My problem is that the front set up is not practical at all. I struggled to find space for my phones (yes, phones), wallet and house keys. The center console armrest bucket is too shallow. The door bins are wide but too low to place things there without almost having to take your eyes off the road. To make matters worse, my hands kept on getting caught in the electric seat adjustment buttons and my sitting position kept on changing. That can unsettle a driver. Other than those issues related to practicality, the X-Class does deliver in terms of premium aesthetic design. By that I mean having driven other light commercial offerings like it in the Mercedes-Benz stable, such as the new Sprinter, Vito and V-Class, I know the lengths that Mercedes-Benz goes to in order to strike a balance between luxury and ensuring that a vehicle is suitable for purpose, and Mercedes-Benz has done this well in the X-Class.
Safety and technology
Like most modern cars, the X-Class has not compromised on safety. Part of the deal is 7 airbags, which is impressive. On the entertainment front, you get connectivity via Bluetooth and USB connectivity. One feature I was grateful for was what Mercedes-Benz calls ‘Parktronic’. It’s a system of cameras and parking sensors that helps with parking and manoeuvring the vehicle.

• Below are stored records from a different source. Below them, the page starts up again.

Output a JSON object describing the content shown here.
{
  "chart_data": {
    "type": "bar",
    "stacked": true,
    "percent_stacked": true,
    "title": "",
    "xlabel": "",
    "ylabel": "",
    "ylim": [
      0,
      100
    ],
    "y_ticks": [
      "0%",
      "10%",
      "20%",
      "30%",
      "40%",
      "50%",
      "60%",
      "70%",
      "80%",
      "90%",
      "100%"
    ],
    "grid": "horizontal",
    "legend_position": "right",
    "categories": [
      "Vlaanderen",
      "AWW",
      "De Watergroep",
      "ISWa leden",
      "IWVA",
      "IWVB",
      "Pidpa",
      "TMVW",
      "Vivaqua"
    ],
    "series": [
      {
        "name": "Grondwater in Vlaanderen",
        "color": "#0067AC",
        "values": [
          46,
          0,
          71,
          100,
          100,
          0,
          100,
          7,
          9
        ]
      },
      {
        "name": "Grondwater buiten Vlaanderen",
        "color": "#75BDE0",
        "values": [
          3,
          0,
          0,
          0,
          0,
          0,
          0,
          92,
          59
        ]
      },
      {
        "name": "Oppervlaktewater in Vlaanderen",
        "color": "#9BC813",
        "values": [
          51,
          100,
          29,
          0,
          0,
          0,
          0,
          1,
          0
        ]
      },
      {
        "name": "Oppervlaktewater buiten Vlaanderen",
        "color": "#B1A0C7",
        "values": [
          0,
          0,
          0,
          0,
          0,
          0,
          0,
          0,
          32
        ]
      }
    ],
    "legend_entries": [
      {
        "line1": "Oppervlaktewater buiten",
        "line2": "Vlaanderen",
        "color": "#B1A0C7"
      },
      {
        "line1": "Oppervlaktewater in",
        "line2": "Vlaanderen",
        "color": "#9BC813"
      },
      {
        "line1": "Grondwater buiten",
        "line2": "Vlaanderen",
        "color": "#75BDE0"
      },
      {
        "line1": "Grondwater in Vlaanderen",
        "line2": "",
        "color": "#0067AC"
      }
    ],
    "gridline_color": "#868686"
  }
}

The Mercedes-Benz X-Class is one comfortable ride. This stays consistent no matter the driving terrain. The vehicle is well insulated; you can barely hear the diesel engine. The power is an impressive 147kW and 450 Nm from its 2.3 litre turbo-diesel engine. There’s a bit of turbo lag at take-off. You notice it at take-off and at high speeds when you need to overtake. Notwithstanding the seemingly high power output, the X-Class 250d is not heavy on fuel. Mercedes-Benz claims 7.9l/100km. I found myself beating this at times where I exceeded it, I did not exceed 8.9l/100km.
The impression left with me after my time with the X-Class is that it challenges the traditional idea of a workhorse bakkie and encourages you to get your mind around the proposition of a luxurious bakkie.